Twelve patients (50%) were admitted to the critical care unit, and all of these required mechanical ventilation. Ten patients required MCS, of which 7 were managed with extracorporeal membranous oxygenation and 3 patients required the Berlin Heart EXCOR (Berlin Heart, Berlin, Germany) ventricular assist device. Differences in clinical presentation characteristics between those patients who went on to require MCS and those who did not are presented in Table 1 . Patients who eventually required MCS had a significantly lower pH and a higher lactate and creatinine on admission than those patients who did not require MCS. In the group requiring MCS median time between admission and initiation of support was 13 days (range 0 to 36). Mean duration on MCS was 26 ± 33 days (median 17, range 2 to 107). Eight patients underwent heart transplantation, 6 of whom underwent bridging by MCS before their heart transplantation. Two patients died—1 patient immediately after heart transplantation (after needing MCS for failed single-ventricle palliation) and the other patient having care withdrawn after a large intracranial hemorrhage while on MCS for HF due to dilated cardiomyopathy.

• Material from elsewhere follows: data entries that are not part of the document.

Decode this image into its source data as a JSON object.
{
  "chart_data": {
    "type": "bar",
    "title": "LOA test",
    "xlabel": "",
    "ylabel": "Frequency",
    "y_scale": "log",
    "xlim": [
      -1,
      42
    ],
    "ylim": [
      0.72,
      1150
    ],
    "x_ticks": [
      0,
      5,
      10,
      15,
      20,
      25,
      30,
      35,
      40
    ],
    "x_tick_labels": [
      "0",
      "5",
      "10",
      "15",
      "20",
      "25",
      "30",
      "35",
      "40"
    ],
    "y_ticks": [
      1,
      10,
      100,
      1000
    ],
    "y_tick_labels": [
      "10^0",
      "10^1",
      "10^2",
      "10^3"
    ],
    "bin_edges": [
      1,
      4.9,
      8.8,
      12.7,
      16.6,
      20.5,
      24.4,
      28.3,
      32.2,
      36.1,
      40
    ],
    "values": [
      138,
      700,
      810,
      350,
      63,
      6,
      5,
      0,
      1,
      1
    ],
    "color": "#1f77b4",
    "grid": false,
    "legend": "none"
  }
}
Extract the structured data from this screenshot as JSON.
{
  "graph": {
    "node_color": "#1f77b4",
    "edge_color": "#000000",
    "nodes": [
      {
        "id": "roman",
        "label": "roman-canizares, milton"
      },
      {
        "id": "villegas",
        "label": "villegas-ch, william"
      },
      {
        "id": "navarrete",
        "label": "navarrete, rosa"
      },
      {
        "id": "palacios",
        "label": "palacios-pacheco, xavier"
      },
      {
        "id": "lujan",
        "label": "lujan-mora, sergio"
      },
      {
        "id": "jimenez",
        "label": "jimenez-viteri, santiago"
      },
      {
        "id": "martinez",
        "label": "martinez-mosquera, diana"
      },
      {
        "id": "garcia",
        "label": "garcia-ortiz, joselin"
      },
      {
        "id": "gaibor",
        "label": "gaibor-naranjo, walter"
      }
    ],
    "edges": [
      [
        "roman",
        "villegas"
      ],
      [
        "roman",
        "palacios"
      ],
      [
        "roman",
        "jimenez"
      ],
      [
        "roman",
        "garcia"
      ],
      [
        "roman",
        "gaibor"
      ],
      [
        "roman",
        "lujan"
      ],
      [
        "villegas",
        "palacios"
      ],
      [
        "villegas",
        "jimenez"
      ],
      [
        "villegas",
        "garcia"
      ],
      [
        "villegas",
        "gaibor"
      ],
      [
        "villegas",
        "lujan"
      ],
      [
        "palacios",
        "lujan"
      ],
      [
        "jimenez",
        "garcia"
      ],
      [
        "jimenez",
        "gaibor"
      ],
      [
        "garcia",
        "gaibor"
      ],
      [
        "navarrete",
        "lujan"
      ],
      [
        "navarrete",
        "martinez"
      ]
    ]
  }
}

Overall survival to hospital discharge was 92% for this cohort, with a transplant-free survival to discharge of 63%.
| Patient Characteristics | MCS | No MCS | p Value |
|---|---|---|---|
| (n = 10) | (n = 14) | ||
| New York University Pediatric Heart Failure Index | 13 (1–24) | 13 (9–21) | NS |
| Ross/New York Heart Association classification | 3.5 (2–4) | 3 (1–4) | 0.06 |
| Lactate (mmol/L) | 7.8 (3.3–12.6) | 2.0 (1.2–5.8) | 0.02 |
| pH | 7.25 (7.03–7.41) | 7.41 (7.28–7.46) | 0.01 |
| Creatinine (μmol/L) | 89 (31–150) | 46 (4–83) | 0.02 |
| Left ventricular ejection fraction (%) | 17 (9–41) | 30 (9–64) | 0.05 |
| Amino-terminal pro–B-type natriuretic peptide (pg/ml), median (range) | |||
| On admission | 30,406 (11,400–63,862) | 10,743 (3,760–62,221) | 0.03 |
| 2–3 days | 39,653 (20,793–87,899) | 9,262 (3,094–70,580) | 0.01 |
| 6–8 days | 26,510 (3,529–39,252) | 8,058 (568–63,847) | 0.03 |
| 13–15 days | 16,245 (3,204–43,740) | 8,594 (1,070–32,775) | 0.12 |
| At discharge/exit | 3,984 (766–48,397) | 8,933 (3,612–38,270) | 0.56 |
| Maximum | 40,713 (25,204–87,899) | 15,680 (7,111–70,580) | 0.001 |
Serum NT–pro-BNP levels were available for all patients. Duration of hospitalization varied significantly depending on the clinical course of each patient (range 2 to 125 days), and as a result the number of NT–pro-BNP measurements per patient also varied. Sixteen patients had measurements that spanned all 5 specified intervals. The trend of NT–pro-BNP over time for the entire cohort is displayed in Figure 2 . It can be appreciated that the level of NT–pro-BNP was 100 to 1,000 times the upper limit of normal (normal range <200 ng/ml). Despite a carefully conducted clinical severity assessment, we found that the correlation coefficient between HF symptom scores at admission and NT–pro-BNP levels was weak ( Figure 3 ). This applied to the NYHA/Ross class status (r = 0.15, p = 0.52) and the NYU-PHFI (r = 0.17, p = 0.46).